Comment 5 Miklos Vajna 2015-10-30 21:24:57 UTC
Problem is that oox::shape::ShapeContextHandler::endFastElement() assumes all the XShape implementations provide a bool TextBox UNO property, but that's not the case. I'll take care of this.
Comment 6 Commit Notification 2015-11-02 08:15:56 UTC
Miklos Vajna committed a patch related to this issue.
It has been pushed to "master":

http://cgit.freedesktop.org/libreoffice/core/commit/?id=4cae3689d4d78fabe6529c9df03c438b1e9d1611

tdf#89088 DOCX import: fix missing text due to throwing ShapeContextHandler

It will be available in 5.1.0.

The patch should be included in the daily builds available at
http://dev-builds.libreoffice.org/daily/ in the next 24-48 hours.
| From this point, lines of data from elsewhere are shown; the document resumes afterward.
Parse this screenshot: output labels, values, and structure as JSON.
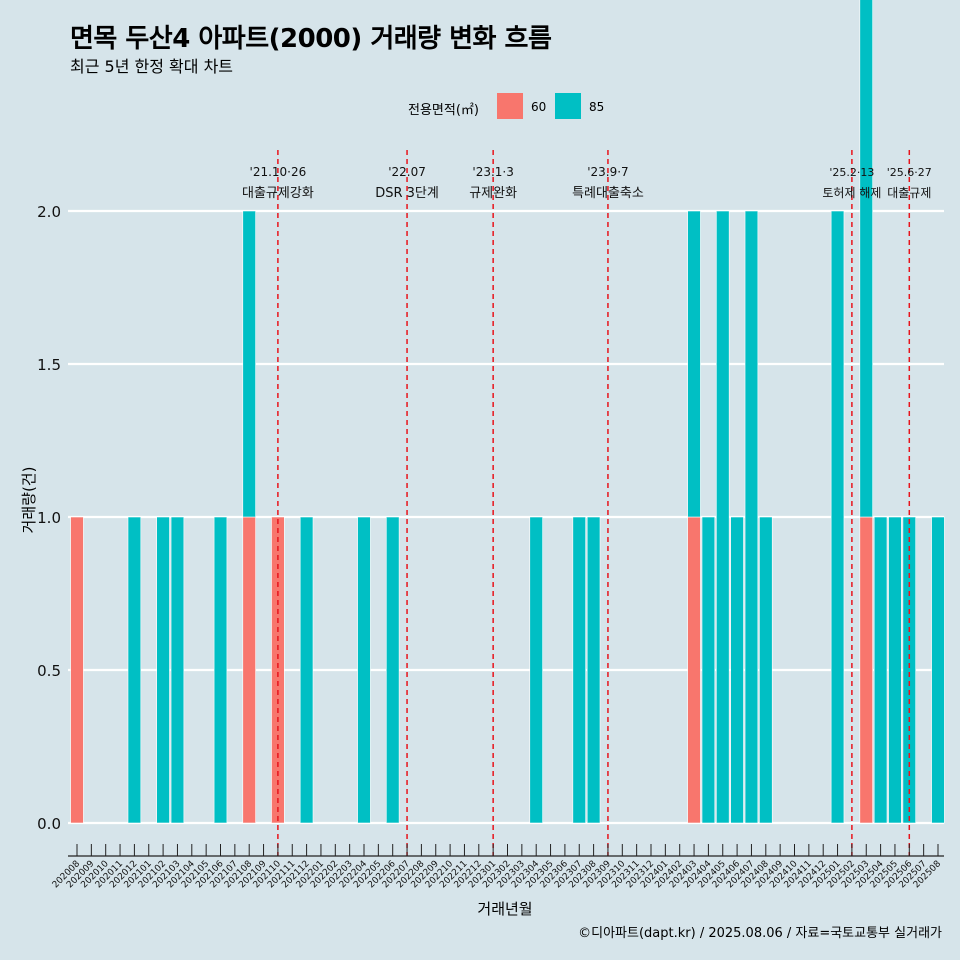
{
  "header": {
    "title": "면목 두산4 아파트(2000) 거래량 변화 흐름",
    "subtitle": "최근 5년 한정 확대 차트"
  },
  "legend": {
    "title": "전용면적(㎡)",
    "items": [
      {
        "label": "60",
        "color": "#F8766D"
      },
      {
        "label": "85",
        "color": "#00BFC4"
      }
    ]
  },
  "caption": "©디아파트(dapt.kr) / 2025.08.06 / 자료=국토교통부 실거래가",
  "chart_data": {
    "type": "bar",
    "xlabel": "거래년월",
    "ylabel": "거래량(건)",
    "ylim": [
      0,
      2.2
    ],
    "yticks": [
      0.0,
      0.5,
      1.0,
      1.5,
      2.0
    ],
    "ytick_labels": [
      "0.0",
      "0.5",
      "1.0",
      "1.5",
      "2.0"
    ],
    "grid": true,
    "legend_position": "top",
    "categories": [
      "202008",
      "202009",
      "202010",
      "202011",
      "202012",
      "202101",
      "202102",
      "202103",
      "202104",
      "202105",
      "202106",
      "202107",
      "202108",
      "202109",
      "202110",
      "202111",
      "202112",
      "202201",
      "202202",
      "202203",
      "202204",
      "202205",
      "202206",
      "202207",
      "202208",
      "202209",
      "202210",
      "202211",
      "202212",
      "202301",
      "202302",
      "202303",
      "202304",
      "202305",
      "202306",
      "202307",
      "202308",
      "202309",
      "202310",
      "202311",
      "202312",
      "202401",
      "202402",
      "202403",
      "202404",
      "202405",
      "202406",
      "202407",
      "202408",
      "202409",
      "202410",
      "202411",
      "202412",
      "202501",
      "202502",
      "202503",
      "202504",
      "202505",
      "202506",
      "202507",
      "202508"
    ],
    "series": [
      {
        "name": "60",
        "color": "#F8766D",
        "values": [
          1,
          0,
          0,
          0,
          0,
          0,
          0,
          0,
          0,
          0,
          0,
          0,
          1,
          0,
          1,
          0,
          0,
          0,
          0,
          0,
          0,
          0,
          0,
          0,
          0,
          0,
          0,
          0,
          0,
          0,
          0,
          0,
          0,
          0,
          0,
          0,
          0,
          0,
          0,
          0,
          0,
          0,
          0,
          1,
          0,
          0,
          0,
          0,
          0,
          0,
          0,
          0,
          0,
          0,
          0,
          1,
          0,
          0,
          0,
          0,
          0
        ]
      },
      {
        "name": "85",
        "color": "#00BFC4",
        "values": [
          0,
          0,
          0,
          0,
          1,
          0,
          1,
          1,
          0,
          0,
          1,
          0,
          1,
          0,
          0,
          0,
          1,
          0,
          0,
          0,
          1,
          0,
          1,
          0,
          0,
          0,
          0,
          0,
          0,
          0,
          0,
          0,
          1,
          0,
          0,
          1,
          1,
          0,
          0,
          0,
          0,
          0,
          0,
          1,
          1,
          2,
          1,
          2,
          1,
          0,
          0,
          0,
          0,
          2,
          0,
          2,
          1,
          1,
          1,
          0,
          1
        ]
      }
    ],
    "annotations": [
      {
        "x": "202110",
        "date": "'21.10·26",
        "label": "대출규제강화"
      },
      {
        "x": "202207",
        "date": "'22.07",
        "label": "DSR 3단계"
      },
      {
        "x": "202301",
        "date": "'23.1·3",
        "label": "규제완화"
      },
      {
        "x": "202309",
        "date": "'23.9·7",
        "label": "특례대출축소"
      },
      {
        "x": "202502",
        "date": "'25.2·13",
        "label": "토허제 해제"
      },
      {
        "x": "202506",
        "date": "'25.6·27",
        "label": "대출규제"
      }
    ]
  }
}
More
information about daily builds can be found at:
http://wiki.documentfoundation.org/Testing_Daily_Builds

Affected users are encouraged to test the fix and report feedback.
Comment 7 Commit Notification 2015-11-11 10:34:40 UTC
Miklos Vajna committed a patch related to this issue.
It has been pushed to "libreoffice-5-0":

http://cgit.freedesktop.org/libreoffice/core/commit/?id=2c43db1ecfd9621f4eb6775a4f682d00987692f4&h=libreoffice-5-0

tdf#89088 DOCX import: fix missing text due to throwing ShapeContextHandler

It will be available in 5.0.4.

The patch should be included in the daily builds available at
http://dev-builds.libreoffice.org/daily/ in the next 24-48 hours. More
information about daily builds can be found at:
http://wiki.documentfoundation.org/Testing_Daily_Builds

Affected users are encouraged to test the fix and report feedback.
Comment 8 Robinson Tryon (qubit) 2015-12-17 08:46:02 UTC Comment hidden (obsolete)
Comment 9 Adolfo Jayme Barrientos 2015-12-19 07:48:47 UTC
backportRequest:4.4.7 declined. There are no more releases of the 4.4 branch planned.